И висит на стене отрывной календарь
сорок пятого года двадцатого века.

 

И витает в пространстве мираж тишины:
сон ещё не истаял из крошечных комнат…

Дом сгорел, и отец не вернулся с войны,
мы пока обитаем у наших знакомых.

 

Тётя Лиза знакома и Ромка знаком -
с ним ещё до войны вместе в садик ходили.

В понедельник жилище нам даст исполком,
и продолжится жизнь безо всяких идиллий.

 

А пока – островок теплоты и добра:
приютили бесплатно и кормят, как могут.

Помогли без единого слова вчера.

Если надобно будет, и завтра помогут.

 

Может, этому кто-то не знает цены -
мы-то знаем: не раз и не два проходили.

Тётя Лиза смеётся: - За стол, пацаны! -
и обоим даёт по картошке в мундире.

 

Ах, как хочется спать – не поднять головы!
Только лёг – и летишь, словно в жерло колодца!..

И сидят в полутьме две нестарых вдовы,
им сегодня картошки поесть не придётся.

 

2.

 

Зелёный глаз трофейной радиолы,
названья европейских городов,
в окне зима – темно, и после школы
я это слушать без конца готов.

 

Какой-нибудь оркестришко случайный,
где первый номер – старый саксофон, –
а я в мотив негромкий и печальный
по самую макушку погружён.

 

Ещё не время Моцарта и Баха,
тем более не время Дебюсси,
ещё довольно горестного праха
разносится метелью по Руси.

 

Законы бытия просты и строги,
они твердят: учиться поспеши.

Но музыка! – и будущие строки
уже лежат на донышке души.

 

3.

 

С крутого жёлтого обрыва –

в пруд, изумрудный на рассвете.

Вокруг стрекучая крапива
и паучья́ густые сети.

А мы грызём сухие корки
и груши-ди́чки ржавой масти
и все ложимся на пригорке,
дрожа от холода и счастья.

 

И снова греем наши пятки
горячей пылью сельских улиц.

Пусть не у всех с едой в порядке,
пусть не у всех отцы вернулись.

Но ближней рощи светотени,
но лето, солнце и природа
врачуют раны и потери
девятилетнего народа.

 

Как быстро пролетают годы,
ещё быстрей – десятилетья!

И вдруг мы видим по-другому
войны давнишней лихолетье.

От боли никуда не деться,
и в трудных буднях нет просвета,

но остаётся наше детство,

как неразменная монета.

 

Июль 2007

 

 

*   *   *

 

Внутри переменившись и наружно,
теченье бытия упёрлось в гать:

срок подошёл, и более не нужно
ни поспевать, ни ждать, ни догонять.

 

И прошлое уже не перебелишь,
над каждой строчкой сдержанно сопя,
и если счёты предъявлять – себе лишь,
и ежели винить, то лишь себя.

 

И надобны отвага и смиренье,
давнишним притязаньям вопреки,
так всякий раз писать стихотворенье,
чтоб не стыдиться ни одной строки.

 

Июль 2007

 

 

ПЕРЕД ОТЪЕЗДОМ

 

Вещи можно продать, только надобна прыть;
если прыти немного, их можно дарить
или просто отдать, кому надо, –
даже в этом найдётся отрада.

 

Книги можно послать по почтовым путям,
знать бы только, читать их получится там?

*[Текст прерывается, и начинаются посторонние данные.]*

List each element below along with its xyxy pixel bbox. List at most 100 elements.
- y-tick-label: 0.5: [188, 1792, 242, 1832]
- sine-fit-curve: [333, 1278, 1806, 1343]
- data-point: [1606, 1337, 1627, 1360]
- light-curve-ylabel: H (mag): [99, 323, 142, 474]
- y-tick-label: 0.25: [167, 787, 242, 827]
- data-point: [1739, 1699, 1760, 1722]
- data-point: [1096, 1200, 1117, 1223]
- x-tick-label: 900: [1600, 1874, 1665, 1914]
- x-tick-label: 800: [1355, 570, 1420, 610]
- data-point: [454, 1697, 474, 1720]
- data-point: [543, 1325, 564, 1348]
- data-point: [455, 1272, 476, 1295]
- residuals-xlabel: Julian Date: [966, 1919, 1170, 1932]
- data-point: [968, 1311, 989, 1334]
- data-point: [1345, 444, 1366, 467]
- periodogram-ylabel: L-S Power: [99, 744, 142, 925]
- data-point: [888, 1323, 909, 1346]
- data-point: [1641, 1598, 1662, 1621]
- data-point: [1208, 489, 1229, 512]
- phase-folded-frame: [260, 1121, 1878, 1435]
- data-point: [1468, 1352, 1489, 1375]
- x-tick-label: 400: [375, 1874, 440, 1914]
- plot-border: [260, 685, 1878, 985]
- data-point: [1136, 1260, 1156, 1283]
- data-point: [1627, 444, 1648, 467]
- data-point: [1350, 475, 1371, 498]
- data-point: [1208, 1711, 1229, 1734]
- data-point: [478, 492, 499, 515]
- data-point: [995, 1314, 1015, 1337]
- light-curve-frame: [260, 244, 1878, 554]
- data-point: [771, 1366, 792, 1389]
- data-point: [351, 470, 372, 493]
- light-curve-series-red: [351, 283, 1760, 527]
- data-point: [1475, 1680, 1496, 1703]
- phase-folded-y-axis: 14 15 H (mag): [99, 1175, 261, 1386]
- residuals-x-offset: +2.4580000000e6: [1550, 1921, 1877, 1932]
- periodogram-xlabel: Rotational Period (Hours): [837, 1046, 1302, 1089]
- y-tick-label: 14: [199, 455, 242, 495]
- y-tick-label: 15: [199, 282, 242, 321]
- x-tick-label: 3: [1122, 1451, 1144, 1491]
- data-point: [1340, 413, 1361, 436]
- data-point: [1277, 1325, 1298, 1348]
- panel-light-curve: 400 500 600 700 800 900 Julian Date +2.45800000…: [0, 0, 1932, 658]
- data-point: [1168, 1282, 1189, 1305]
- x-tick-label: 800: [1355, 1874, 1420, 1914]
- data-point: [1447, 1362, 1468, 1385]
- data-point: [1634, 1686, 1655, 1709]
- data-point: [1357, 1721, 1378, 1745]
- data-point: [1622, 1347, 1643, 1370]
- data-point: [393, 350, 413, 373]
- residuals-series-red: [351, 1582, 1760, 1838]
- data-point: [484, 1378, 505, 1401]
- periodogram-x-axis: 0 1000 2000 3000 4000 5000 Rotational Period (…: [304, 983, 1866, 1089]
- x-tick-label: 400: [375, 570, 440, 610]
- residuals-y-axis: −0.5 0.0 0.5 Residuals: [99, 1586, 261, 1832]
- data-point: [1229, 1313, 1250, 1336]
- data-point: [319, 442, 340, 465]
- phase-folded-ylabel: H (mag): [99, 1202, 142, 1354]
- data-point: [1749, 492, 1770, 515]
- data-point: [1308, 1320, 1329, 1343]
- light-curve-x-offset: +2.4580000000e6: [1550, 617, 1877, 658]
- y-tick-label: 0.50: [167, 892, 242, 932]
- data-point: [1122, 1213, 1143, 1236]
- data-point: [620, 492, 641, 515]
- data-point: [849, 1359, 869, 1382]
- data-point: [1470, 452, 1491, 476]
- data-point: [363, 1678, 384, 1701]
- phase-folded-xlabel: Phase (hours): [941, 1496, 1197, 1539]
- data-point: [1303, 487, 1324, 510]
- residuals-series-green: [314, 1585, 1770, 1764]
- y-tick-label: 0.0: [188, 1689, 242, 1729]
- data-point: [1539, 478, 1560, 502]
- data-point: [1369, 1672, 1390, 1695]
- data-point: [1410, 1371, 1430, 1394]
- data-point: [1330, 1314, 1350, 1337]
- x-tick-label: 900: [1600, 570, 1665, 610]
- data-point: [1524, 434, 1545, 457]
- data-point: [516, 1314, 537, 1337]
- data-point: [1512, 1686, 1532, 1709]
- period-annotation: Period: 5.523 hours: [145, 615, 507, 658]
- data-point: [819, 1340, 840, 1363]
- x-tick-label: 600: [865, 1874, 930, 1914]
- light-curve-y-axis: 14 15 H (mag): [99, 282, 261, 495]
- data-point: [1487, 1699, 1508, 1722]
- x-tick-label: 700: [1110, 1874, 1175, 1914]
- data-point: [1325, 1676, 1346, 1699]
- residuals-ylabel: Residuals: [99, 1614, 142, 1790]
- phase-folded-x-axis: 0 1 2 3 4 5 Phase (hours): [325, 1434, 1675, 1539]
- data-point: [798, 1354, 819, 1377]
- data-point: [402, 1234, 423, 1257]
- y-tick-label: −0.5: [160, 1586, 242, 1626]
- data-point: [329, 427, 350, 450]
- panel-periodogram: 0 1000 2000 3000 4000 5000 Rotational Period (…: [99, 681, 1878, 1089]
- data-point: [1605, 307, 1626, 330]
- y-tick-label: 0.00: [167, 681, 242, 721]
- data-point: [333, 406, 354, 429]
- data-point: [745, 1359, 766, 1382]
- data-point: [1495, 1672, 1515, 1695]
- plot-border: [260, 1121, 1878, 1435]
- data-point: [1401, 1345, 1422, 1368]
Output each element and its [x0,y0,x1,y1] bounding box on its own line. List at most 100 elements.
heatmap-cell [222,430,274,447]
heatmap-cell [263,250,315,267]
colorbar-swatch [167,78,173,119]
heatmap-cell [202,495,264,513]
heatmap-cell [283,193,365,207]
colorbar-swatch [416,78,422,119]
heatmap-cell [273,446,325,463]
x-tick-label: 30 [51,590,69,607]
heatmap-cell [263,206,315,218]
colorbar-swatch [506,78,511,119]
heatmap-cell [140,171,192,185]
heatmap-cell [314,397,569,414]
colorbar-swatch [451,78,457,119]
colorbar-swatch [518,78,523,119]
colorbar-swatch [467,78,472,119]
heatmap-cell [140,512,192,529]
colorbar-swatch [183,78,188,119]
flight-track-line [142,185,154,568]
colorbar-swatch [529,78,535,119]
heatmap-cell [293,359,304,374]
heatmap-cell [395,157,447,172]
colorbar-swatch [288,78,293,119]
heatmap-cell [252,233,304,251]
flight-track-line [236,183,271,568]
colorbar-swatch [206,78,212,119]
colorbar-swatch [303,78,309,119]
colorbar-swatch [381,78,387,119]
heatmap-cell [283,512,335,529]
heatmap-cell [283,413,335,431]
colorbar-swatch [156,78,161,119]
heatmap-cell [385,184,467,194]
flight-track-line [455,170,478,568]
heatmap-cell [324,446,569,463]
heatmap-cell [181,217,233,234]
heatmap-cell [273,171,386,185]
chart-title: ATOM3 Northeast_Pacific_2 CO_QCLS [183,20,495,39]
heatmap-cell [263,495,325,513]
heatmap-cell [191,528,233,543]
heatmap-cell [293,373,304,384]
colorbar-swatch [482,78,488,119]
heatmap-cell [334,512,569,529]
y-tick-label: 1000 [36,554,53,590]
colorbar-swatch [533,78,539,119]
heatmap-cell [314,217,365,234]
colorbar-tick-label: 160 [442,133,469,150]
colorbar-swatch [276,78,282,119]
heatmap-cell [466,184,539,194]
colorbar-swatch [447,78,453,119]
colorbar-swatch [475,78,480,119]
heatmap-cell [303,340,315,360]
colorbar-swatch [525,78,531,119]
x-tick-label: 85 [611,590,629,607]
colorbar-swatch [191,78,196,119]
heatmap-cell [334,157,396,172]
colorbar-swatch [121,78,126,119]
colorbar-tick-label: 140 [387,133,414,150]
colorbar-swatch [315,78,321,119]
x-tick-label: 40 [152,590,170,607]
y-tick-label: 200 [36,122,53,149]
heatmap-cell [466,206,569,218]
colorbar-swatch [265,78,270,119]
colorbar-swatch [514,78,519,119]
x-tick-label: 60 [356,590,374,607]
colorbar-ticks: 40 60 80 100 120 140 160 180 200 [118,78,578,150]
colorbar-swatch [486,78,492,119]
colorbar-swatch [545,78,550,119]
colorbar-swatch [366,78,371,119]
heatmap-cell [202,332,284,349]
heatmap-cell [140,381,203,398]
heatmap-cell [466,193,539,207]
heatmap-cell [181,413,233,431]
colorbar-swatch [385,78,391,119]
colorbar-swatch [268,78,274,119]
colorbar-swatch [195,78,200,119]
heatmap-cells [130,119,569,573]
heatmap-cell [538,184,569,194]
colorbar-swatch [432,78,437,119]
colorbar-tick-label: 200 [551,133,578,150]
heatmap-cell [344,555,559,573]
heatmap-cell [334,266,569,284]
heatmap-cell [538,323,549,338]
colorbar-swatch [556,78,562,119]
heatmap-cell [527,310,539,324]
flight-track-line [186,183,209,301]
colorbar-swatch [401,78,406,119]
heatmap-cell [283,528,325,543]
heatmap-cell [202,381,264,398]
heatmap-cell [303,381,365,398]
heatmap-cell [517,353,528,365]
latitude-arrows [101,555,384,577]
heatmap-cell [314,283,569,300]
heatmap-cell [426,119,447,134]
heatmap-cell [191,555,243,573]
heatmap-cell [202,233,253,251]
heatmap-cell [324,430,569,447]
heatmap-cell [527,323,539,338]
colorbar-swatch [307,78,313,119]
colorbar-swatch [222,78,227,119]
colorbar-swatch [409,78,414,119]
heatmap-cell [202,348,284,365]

А не выйдет – не страшное дело,
голова ещё не оскудела.

 

Тексты нужно спасать: гул ещё не затих,
на дискеты и диски записывать их,
среди тряпок укрыть понадёжней,
чтоб не вызвать конфликта с таможней.

 

И, отправив багаж, мы увозим с собой
только боль – нажитую нелёгкую боль.

Только горькая эта поклажа –
нерушимая собственность наша.

 

Не поделишься ею, на почту не сдашь,
не запишешь на диск, не упрячешь в багаж.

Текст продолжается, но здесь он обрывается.